How to implement custom multi-thread cpu kernels?
I read the document https://ml-explore.github.io/mlx/build/html/dev/extensions.html#implementing-the-cpu-back-end, and I need to develop a new primitive in my project. I found that the example custom cpu kernel is a single thread one, how can we implement a multi thread cpu kernel? Is there any example?
As you do mention there is no out-of-the-box multi-threading support currently in the CPU backend. You can deal with this in the following 2 ways:
- Utilize multiple streams and deal with multi-threading at the op level
- Make a static thread pool for your primitive and submit tasks there yourself and the primitive will wait for their completion.
Let us know if you need more help on how to do either.
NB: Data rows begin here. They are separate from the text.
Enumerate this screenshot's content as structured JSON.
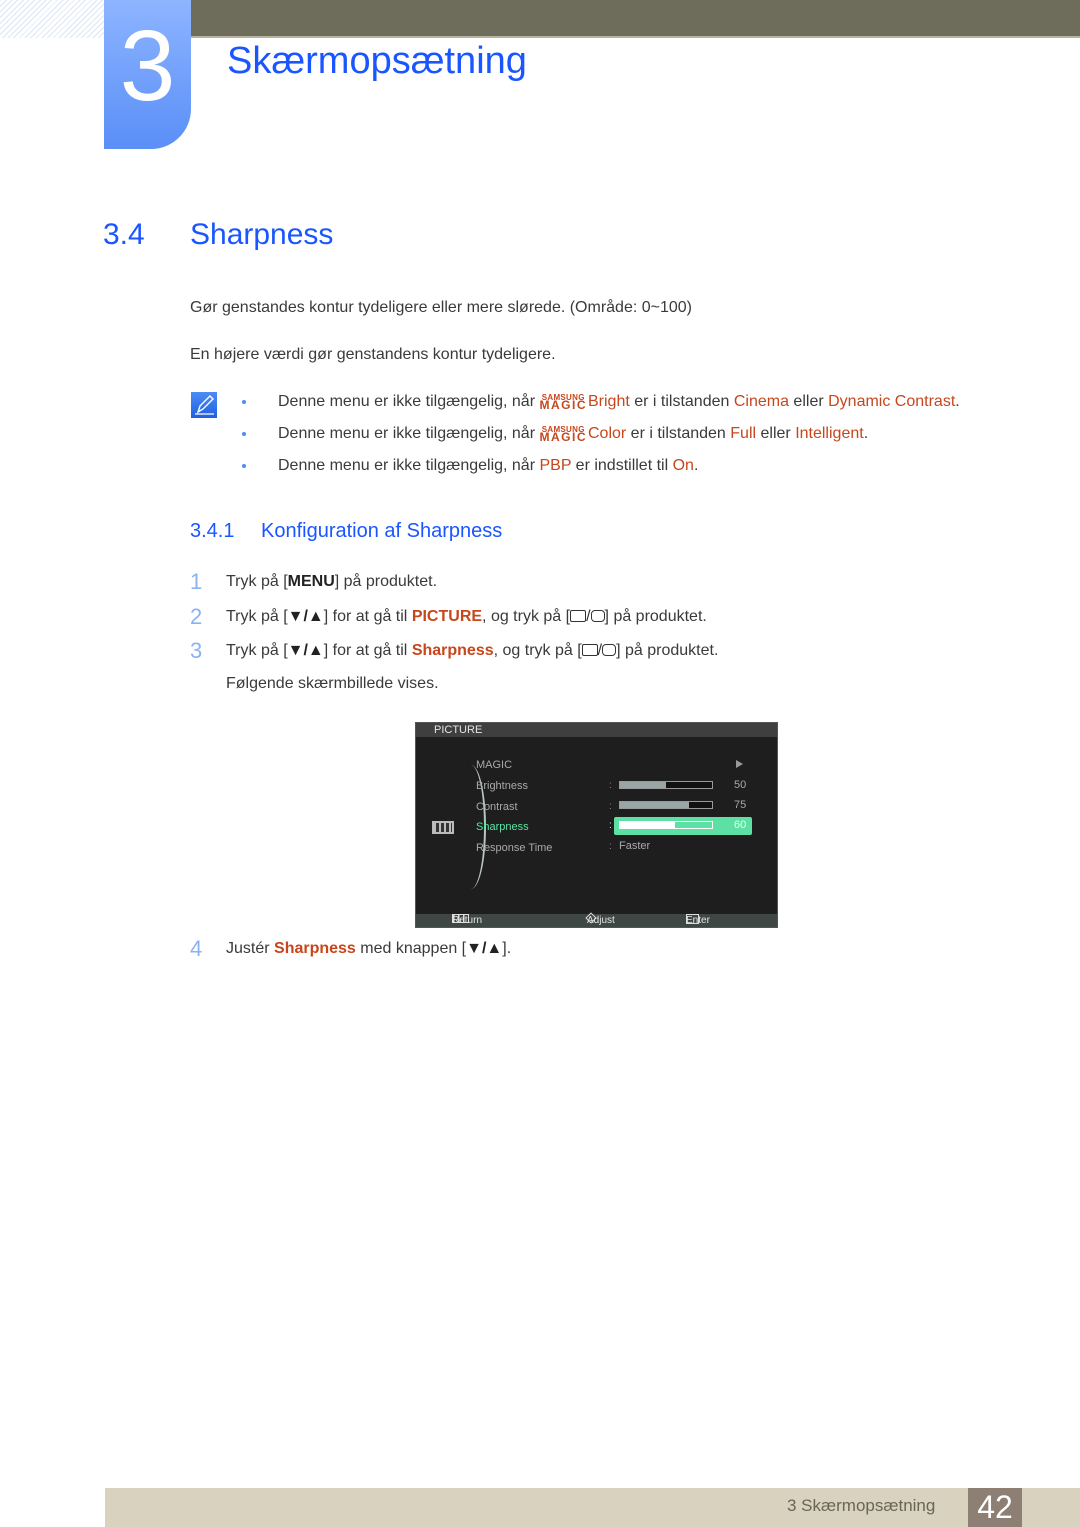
{
  "header": {
    "chapter_number": "3",
    "chapter_title": "Skærmopsætning"
  },
  "section": {
    "number": "3.4",
    "title": "Sharpness",
    "paragraphs": [
      "Gør genstandes kontur tydeligere eller mere slørede. (Område: 0~100)",
      "En højere værdi gør genstandens kontur tydeligere."
    ]
  },
  "notes": {
    "icon": "note-pencil-icon",
    "magic_top": "SAMSUNG",
    "magic_bottom": "MAGIC",
    "items": [
      {
        "pre": "Denne menu er ikke tilgængelig, når ",
        "magic_word": "Bright",
        "mid": " er i tilstanden ",
        "h1": "Cinema",
        "conj": " eller ",
        "h2": "Dynamic Contrast",
        "end": "."
      },
      {
        "pre": "Denne menu er ikke tilgængelig, når ",
        "magic_word": "Color",
        "mid": " er i tilstanden ",
        "h1": "Full",
        "conj": " eller ",
        "h2": "Intelligent",
        "end": "."
      },
      {
        "pre": "Denne menu er ikke tilgængelig, når ",
        "h0": "PBP",
        "mid": " er indstillet til ",
        "h1": "On",
        "end": "."
      }
    ]
  },
  "subsection": {
    "number": "3.4.1",
    "title": "Konfiguration af Sharpness"
  },
  "steps": [
    {
      "n": "1",
      "a": "Tryk på [",
      "key": "MENU",
      "b": "] på produktet."
    },
    {
      "n": "2",
      "a": "Tryk på [",
      "key": "▼/▲",
      "b": "] for at gå til ",
      "hl": "PICTURE",
      "c": ", og tryk på [",
      "d": "] på produktet."
    },
    {
      "n": "3",
      "a": "Tryk på [",
      "key": "▼/▲",
      "b": "] for at gå til ",
      "hl": "Sharpness",
      "c": ", og tryk på [",
      "d": "] på produktet.",
      "follow": "Følgende skærmbillede vises."
    },
    {
      "n": "4",
      "a": "Justér ",
      "hl": "Sharpness",
      "b": " med knappen [",
      "key": "▼/▲",
      "c": "]."
    }
  ],
  "osd": {
    "title": "PICTURE",
    "items": [
      {
        "label": "MAGIC",
        "type": "submenu"
      },
      {
        "label": "Brightness",
        "value": "50",
        "fraction": 0.5
      },
      {
        "label": "Contrast",
        "value": "75",
        "fraction": 0.75
      },
      {
        "label": "Sharpness",
        "value": "60",
        "fraction": 0.6,
        "active": true
      },
      {
        "label": "Response Time",
        "value": "Faster"
      }
    ],
    "colon": ":",
    "footer": {
      "return": "Return",
      "adjust": "Adjust",
      "enter": "Enter"
    }
  },
  "footer": {
    "text": "3 Skærmopsætning",
    "page": "42"
  }
}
As you do mention there is no out-of-the-box multi-threading support currently in the CPU backend. You can deal with this in the following 2 ways:
- Utilize multiple streams and deal with multi-threading at the op level
- Make a static thread pool for your primitive and submit tasks there yourself and the primitive will wait for their completion.
Let us know if you need more help on how to do either.
@angeloskath Thanks for your reply! I think a static thread pool will solve my problem. I'm curious about how mlx itself support multi threading cpu kernels. I try to read code at https://github.com/ml-explore/mlx/tree/main/mlx/backend/cpu, but I find that most ops seems run in single thread.